“FF” #1 looked to be the wildest book of the Marvel NOW! line up: Matt Fraction and Michael Allred on a crazy new science team for the Fantastic Four world. It was one of those books that was either going to be too good to be true or belly flop hard. Unfortunately, this issue doesn’t give much of an indicator either way except to leave worry it’s not off to a dazzling start — not that it feels like it’s started yet.
This issue establishes the team. We already know this FF team, tasked with four minutes to take over the reins Reed Richards usually holds so tightly, comprises of Ant-Man (Scott Lang), She-Hulk, Medusa and the newly coined Ms Thing (Darla Deering). “FF” #1 sees different members of the Fantastic Four seek them out and ask them to be their personal replacement – brains, muscle, heart and a certain je ne sais quoi. Interspersed through the issue are video clips of the young Future Foundation members talking to Ant-Man about the FF. It’s a lot of talking, some character moments through dialect and action, but very little in the way of plot or anything to make this issue memorable. In effect, what Fraction and Allred present are character portraits in motion. While they’re relatively well executed, they don’t make for an engaging story of any kind.
“FF” does dovetail nicely with the #1 issue of “Fantastic Four,” but both titles have sadly suffered from a failure to launch. They’re well made pages that add up to very little. It is unfortunate that Fraction is tasked with introducing such a large cast. The many inhabitants of the Baxter Building clog the flow and mean the two books don’t feel like they’ll launch until the next issue.

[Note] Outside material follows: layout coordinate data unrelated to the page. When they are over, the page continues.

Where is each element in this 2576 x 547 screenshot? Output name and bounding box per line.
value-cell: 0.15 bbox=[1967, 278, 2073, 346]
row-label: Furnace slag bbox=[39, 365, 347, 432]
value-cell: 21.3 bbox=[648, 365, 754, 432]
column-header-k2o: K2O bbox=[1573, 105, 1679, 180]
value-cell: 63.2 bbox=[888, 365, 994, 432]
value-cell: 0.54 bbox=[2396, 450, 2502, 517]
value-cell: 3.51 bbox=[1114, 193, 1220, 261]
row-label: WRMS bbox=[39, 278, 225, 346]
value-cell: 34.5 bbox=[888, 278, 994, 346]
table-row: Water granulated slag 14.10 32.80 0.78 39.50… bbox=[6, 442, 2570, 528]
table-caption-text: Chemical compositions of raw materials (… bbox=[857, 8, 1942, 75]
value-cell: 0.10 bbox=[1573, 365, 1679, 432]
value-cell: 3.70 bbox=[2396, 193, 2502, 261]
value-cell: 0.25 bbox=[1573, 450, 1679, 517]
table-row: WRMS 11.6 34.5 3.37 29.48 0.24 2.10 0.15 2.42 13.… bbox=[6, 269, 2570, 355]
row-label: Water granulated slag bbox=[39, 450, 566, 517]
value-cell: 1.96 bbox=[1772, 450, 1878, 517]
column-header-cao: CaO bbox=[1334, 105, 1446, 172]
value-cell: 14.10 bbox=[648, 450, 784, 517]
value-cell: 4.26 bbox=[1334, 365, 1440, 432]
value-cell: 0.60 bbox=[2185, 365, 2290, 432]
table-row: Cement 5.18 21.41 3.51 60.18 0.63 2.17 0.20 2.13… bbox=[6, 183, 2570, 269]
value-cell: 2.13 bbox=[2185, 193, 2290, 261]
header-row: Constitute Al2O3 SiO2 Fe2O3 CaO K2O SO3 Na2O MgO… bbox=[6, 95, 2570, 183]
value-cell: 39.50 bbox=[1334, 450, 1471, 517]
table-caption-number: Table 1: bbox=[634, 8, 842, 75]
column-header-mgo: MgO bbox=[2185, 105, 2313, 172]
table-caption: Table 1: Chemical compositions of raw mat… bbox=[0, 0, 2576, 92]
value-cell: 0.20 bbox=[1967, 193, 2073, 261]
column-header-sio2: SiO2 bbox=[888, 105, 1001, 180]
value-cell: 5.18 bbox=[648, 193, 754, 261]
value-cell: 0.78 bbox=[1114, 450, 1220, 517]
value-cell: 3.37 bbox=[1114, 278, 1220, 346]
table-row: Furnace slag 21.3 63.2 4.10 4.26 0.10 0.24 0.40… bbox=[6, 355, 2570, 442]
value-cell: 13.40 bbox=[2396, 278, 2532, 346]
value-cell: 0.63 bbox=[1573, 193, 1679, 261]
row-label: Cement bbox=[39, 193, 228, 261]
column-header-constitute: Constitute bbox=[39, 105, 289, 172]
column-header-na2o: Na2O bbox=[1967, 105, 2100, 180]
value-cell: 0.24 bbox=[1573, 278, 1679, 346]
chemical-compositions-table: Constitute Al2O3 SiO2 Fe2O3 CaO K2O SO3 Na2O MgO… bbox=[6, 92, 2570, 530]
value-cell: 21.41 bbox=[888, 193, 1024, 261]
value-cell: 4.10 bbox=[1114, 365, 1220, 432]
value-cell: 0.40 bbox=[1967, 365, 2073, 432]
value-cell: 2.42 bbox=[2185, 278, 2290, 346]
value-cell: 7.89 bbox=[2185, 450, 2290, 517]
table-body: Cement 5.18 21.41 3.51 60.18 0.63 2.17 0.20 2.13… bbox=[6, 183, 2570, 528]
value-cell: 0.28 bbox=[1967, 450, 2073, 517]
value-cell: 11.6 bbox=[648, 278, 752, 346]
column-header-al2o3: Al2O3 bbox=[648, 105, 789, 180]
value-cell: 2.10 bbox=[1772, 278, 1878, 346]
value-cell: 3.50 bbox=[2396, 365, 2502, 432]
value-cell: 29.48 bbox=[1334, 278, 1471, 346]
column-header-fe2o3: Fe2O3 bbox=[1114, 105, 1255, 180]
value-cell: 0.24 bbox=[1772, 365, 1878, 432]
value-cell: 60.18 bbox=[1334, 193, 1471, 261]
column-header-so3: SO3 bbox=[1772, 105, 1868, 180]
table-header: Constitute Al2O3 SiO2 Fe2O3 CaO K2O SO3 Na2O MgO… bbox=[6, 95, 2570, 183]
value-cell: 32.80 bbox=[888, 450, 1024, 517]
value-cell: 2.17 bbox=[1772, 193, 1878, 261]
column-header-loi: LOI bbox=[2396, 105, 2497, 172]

Michael Allred’s art is pretty in an almost design sense. With the aid of Laura Allred’s colors, this book looks like pop art brought to the superhero world. This is the Allred M.O. but it’s hard to see if it’ll match this book. Readers can’t determine the tone Fraction plans for the series in this issue. So far, we know Allred draws an extremely pretty She-Hulk. The creative team looks up to the task, but readers will have to wait for the next issue to know with any certainty.
“FF” #1 isn’t a bad book, it’s just not much of an issue. An installment of conversations might work if it were doing more than setting up the established status quo many fans already know through familiarity with the promotional material for the series. Perhaps someone coming to the title completely fresh will have a different experience, but all I could do was walk away from it hoping the next issue actually starts the title.